Schätze der Welt - Erbe der Menschheit

Die Unabhängigkeitshalle in Philadelphia, USA

Der Klang der Freiheit

Film von Ralph Ströhle

Ganzen Text anzeigenWenn es so etwas wie den Geburtsort der Vereinigten Staaten von Amerika gibt, dann ist er in Philadelphia im US-Bundesstaat Pennsylvania zu finden.

Dort wurde am 4. Juli 1776 die legendäre "Declaration of Independence" verabschiedet, die zur Gründung einer der ...
(ARD/SWR)

Text zuklappenWenn es so etwas wie den Geburtsort der Vereinigten Staaten von Amerika gibt, dann ist er in Philadelphia im US-Bundesstaat Pennsylvania zu finden.

Dort wurde am 4. Juli 1776 die legendäre "Declaration of Independence" verabschiedet, die zur Gründung einer der mächtigsten Nationen dieser Erde führen sollte. Der vielbeschworenen "Klang der Freiheit" war in Philadelphia gleich im doppelten Sinne zu hören.

Er fand sich in der Resolution: "Dass alle Menschen gleich geschaffen sind", und in den Schlägen einer Turmglocke, welche die symbolträchtige Inschrift "Proclaim Liberty" trug.

Das Gebäude, in dem sich die historische Abstimmung abspielte, ist dabei aber immer so einfach und puritanisch gewesen, wie seine Bauherren selbst. Es waren englische Einwanderer - sogenannte Quäker - die den schlichten Bau aus Ziegeln und Holz 1737 als Parlament für ihre Kolonie geplant hatten.

Obwohl es kein aufwendiges Bauwerk war, zogen sich die Arbeiten fast 15 Jahre hin. "Aus Mangel an erfahrenen Handwerkern", wie es in einem historischen Bericht heißt, kam vor allem der Innenausbau kaum voran. Bei ihrer ersten Sitzung fand sich das Parlament auf einer Baustelle wieder und die Delegierten forderten deshalb einstimmig, "die Arbeiten, endlich zu einem befriedigenden Ende zu bringen". Ein vergeblicher Appell, wie die Geschichte des Turmes deutlich macht. Er ist nur eine Kopie.
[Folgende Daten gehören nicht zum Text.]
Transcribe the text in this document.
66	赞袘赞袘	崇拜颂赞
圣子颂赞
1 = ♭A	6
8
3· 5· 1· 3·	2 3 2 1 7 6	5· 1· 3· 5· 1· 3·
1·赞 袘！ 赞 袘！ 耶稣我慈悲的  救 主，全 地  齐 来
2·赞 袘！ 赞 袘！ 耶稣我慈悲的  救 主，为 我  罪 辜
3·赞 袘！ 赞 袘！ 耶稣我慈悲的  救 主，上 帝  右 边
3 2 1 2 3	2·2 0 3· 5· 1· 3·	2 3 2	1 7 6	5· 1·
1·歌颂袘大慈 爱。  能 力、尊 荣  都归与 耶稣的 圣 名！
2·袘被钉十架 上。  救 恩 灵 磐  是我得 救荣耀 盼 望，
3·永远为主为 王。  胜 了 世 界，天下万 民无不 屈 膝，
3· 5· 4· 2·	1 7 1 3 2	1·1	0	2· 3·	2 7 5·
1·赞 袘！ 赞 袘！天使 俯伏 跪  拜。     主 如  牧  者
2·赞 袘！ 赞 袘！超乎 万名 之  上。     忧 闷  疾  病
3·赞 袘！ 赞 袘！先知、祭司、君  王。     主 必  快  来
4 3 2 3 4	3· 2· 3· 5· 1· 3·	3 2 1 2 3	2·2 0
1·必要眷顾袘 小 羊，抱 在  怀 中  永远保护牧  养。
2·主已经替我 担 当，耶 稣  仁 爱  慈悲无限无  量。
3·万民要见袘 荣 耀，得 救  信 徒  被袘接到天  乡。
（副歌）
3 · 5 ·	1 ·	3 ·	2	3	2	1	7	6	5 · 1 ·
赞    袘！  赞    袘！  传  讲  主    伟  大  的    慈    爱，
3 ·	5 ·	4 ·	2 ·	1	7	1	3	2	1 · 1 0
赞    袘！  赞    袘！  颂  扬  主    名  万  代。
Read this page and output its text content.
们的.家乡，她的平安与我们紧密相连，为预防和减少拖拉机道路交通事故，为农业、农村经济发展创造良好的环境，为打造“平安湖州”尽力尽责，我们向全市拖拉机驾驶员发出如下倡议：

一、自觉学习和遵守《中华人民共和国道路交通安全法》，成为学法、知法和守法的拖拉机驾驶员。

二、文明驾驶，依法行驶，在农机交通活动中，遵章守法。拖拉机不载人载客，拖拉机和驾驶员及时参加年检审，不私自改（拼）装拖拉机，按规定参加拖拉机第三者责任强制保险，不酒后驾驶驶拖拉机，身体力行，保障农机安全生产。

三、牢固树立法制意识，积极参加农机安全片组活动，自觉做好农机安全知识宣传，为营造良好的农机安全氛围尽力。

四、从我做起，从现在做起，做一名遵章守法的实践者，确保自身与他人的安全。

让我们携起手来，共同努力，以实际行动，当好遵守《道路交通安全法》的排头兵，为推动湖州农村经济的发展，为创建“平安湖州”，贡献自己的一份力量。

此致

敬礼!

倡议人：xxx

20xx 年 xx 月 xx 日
Das Original war bereits nach 30 Jahren so baufällig, dass es abgerissen werden musste, und erst 50 Jahre später neu errichtet wurde.
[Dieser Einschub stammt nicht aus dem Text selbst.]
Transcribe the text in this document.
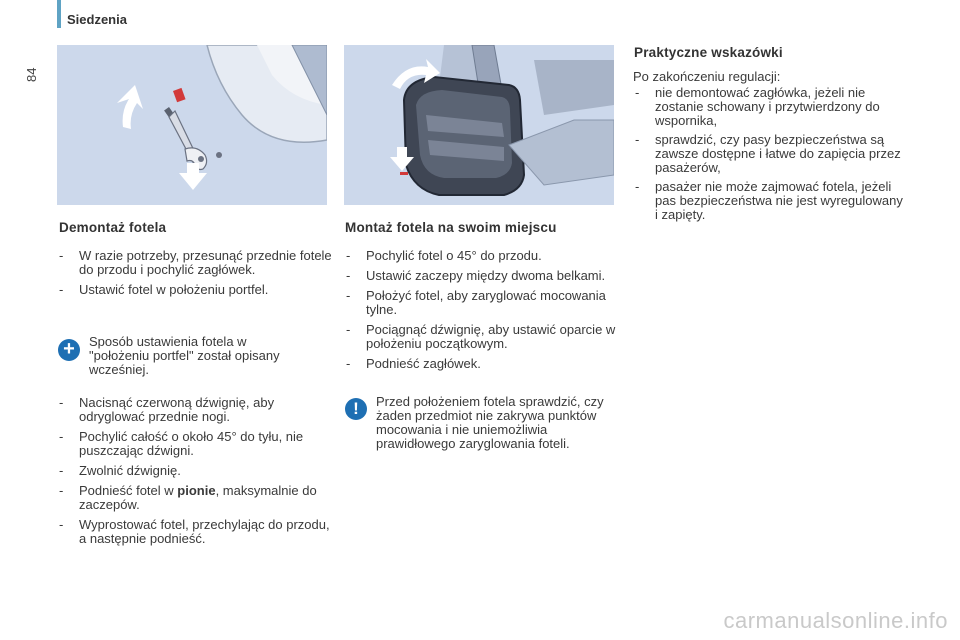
Siedzenia
84
Demontaż fotela
- W razie potrzeby, przesunąć przednie fotele do przodu i pochylić zagłówek.
- Ustawić fotel w położeniu portfel.
+	Sposób ustawienia fotela w "położeniu portfel" został opisany wcześniej.
- Nacisnąć czerwoną dźwignię, aby odryglować przednie nogi.
- Pochylić całość o około 45° do tyłu, nie puszczając dźwigni.
- Zwolnić dźwignię.
- Podnieść fotel w pionie, maksymalnie do zaczepów.
- Wyprostować fotel, przechylając do przodu, a następnie podnieść.
Montaż fotela na swoim miejscu
- Pochylić fotel o 45° do przodu.
- Ustawić zaczepy między dwoma belkami.
- Położyć fotel, aby zaryglować mocowania tylne.
- Pociągnąć dźwignię, aby ustawić oparcie w położeniu początkowym.
- Podnieść zagłówek.
!	Przed położeniem fotela sprawdzić, czy żaden przedmiot nie zakrywa punktów mocowania i nie uniemożliwia prawidłowego zaryglowania foteli.
Praktyczne wskazówki
Po zakończeniu regulacji:
- nie demontować zagłówka, jeżeli nie zostanie schowany i przytwierdzony do wspornika,
- sprawdzić, czy pasy bezpieczeństwa są zawsze dostępne i łatwe do zapięcia przez pasażerów,
- pasażer nie może zajmować fotela, jeżeli pas bezpieczeństwa nie jest wyregulowany i zapięty.
carmanualsonline.info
Auch die Glocke, die ursprünglich im Originalturm schlug, hat eine "bewegte Vergangenheit". 1751 in London gegossen - ein Jahr später beim ersten Schlag gesprungen - mit großem Aufwand repariert - war sie ab 1753 zu jedem bedeutenden Ereignis der amerikanischen Revolution zu hören. Ihre Ernennung und Stilisierung zur einzig wahren "Freiheitsglocke" war dann allerdings eine Erfindung des neunzehnten Jahrhunderts.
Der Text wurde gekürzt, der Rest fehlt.